We maintain a posterior over parameters of a reward model $r = f(x, a;\, \phi) + \epsilon$, where $x$ is the context. For a linear model with Gaussian noise, the posterior over $\phi$ stays Gaussian, and Thompson Sampling proceeds by sampling $\tilde{\phi}$, computing $\tilde{Q}(a) = f(x, a;\, \tilde{\phi})$ for each arm, and selecting the maximum. Chapelle and Li (2010) showed this substantially outperforms UCB-based methods on the Yahoo! news dataset.

Sensitivity to the Prior

If the prior is well-calibrated—accurately reflecting the true distribution of reward parameters—Thompson Sampling will outperform frequentist methods. But if the prior is badly misspecified (assigning very low probability to the true reward rates), Thompson Sampling can underperform UCB in the short term, since it may take many observations to overcome a misleading prior.

In practice, weakly informative priors like $\text{Beta}(1, 1)$ (uniform) are common defaults that avoid strong assumptions while still enabling the Bayesian machinery. The regret guarantees hold for any prior, so the algorithm converges to optimal behavior regardless.

Summary

This lecture developed the Bayesian approach to multi-armed bandits as an alternative to the frequentist UCB framework. The key ideas:

Bayesian bandits maintain a posterior over each arm's reward parameters, updated via Bayes' rule. Prior knowledge is encoded in the initial distribution.
Conjugate priors (e.g., Beta for Bernoulli rewards) enable analytically tractable posterior updates, making Bayesian algorithms computationally practical.
Thompson Sampling: sample from the posterior, act greedily on the sample. It exactly implements probability matching—selecting each arm with probability equal to its posterior probability of being optimal.
Regret guarantees match UCB up to constants: $O(\sqrt{KT \ln T})$ Bayesian regret. Empirically, Thompson Sampling often outperforms UCB, especially in contextual and large-action-space settings.
Bayes-optimal exploration is well-defined but computationally intractable. The Gittins index provides an optimal index policy for discounted bandits but does not extend to most practical settings.
Practical advantages include natural randomization (beneficial for delayed feedback), easy extension to contextual bandits, and strong empirical performance across diverse domains.
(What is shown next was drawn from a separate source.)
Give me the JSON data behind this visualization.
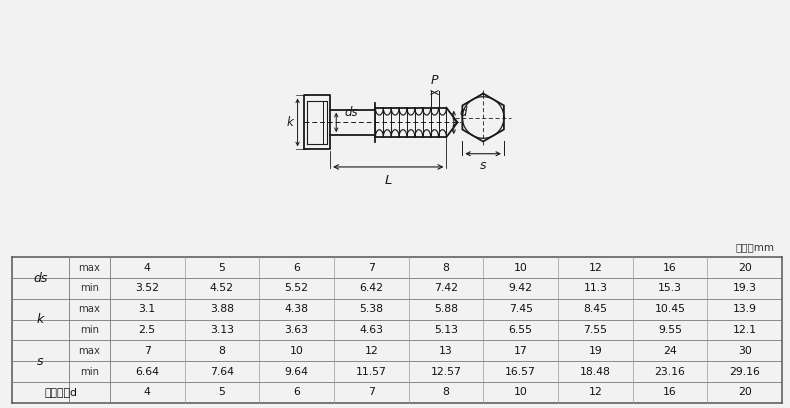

Together with UCB, Thompson Sampling forms the core toolkit for bandit exploration. The two perspectives are complementary: UCB provides worst-case guarantees independent of any prior, while Thompson Sampling leverages prior knowledge and tends to be more data-efficient when that prior is reasonable. In subsequent lectures, we extend these ideas from bandits to the full RL setting, where exploration must be balanced across states and time steps in an MDP.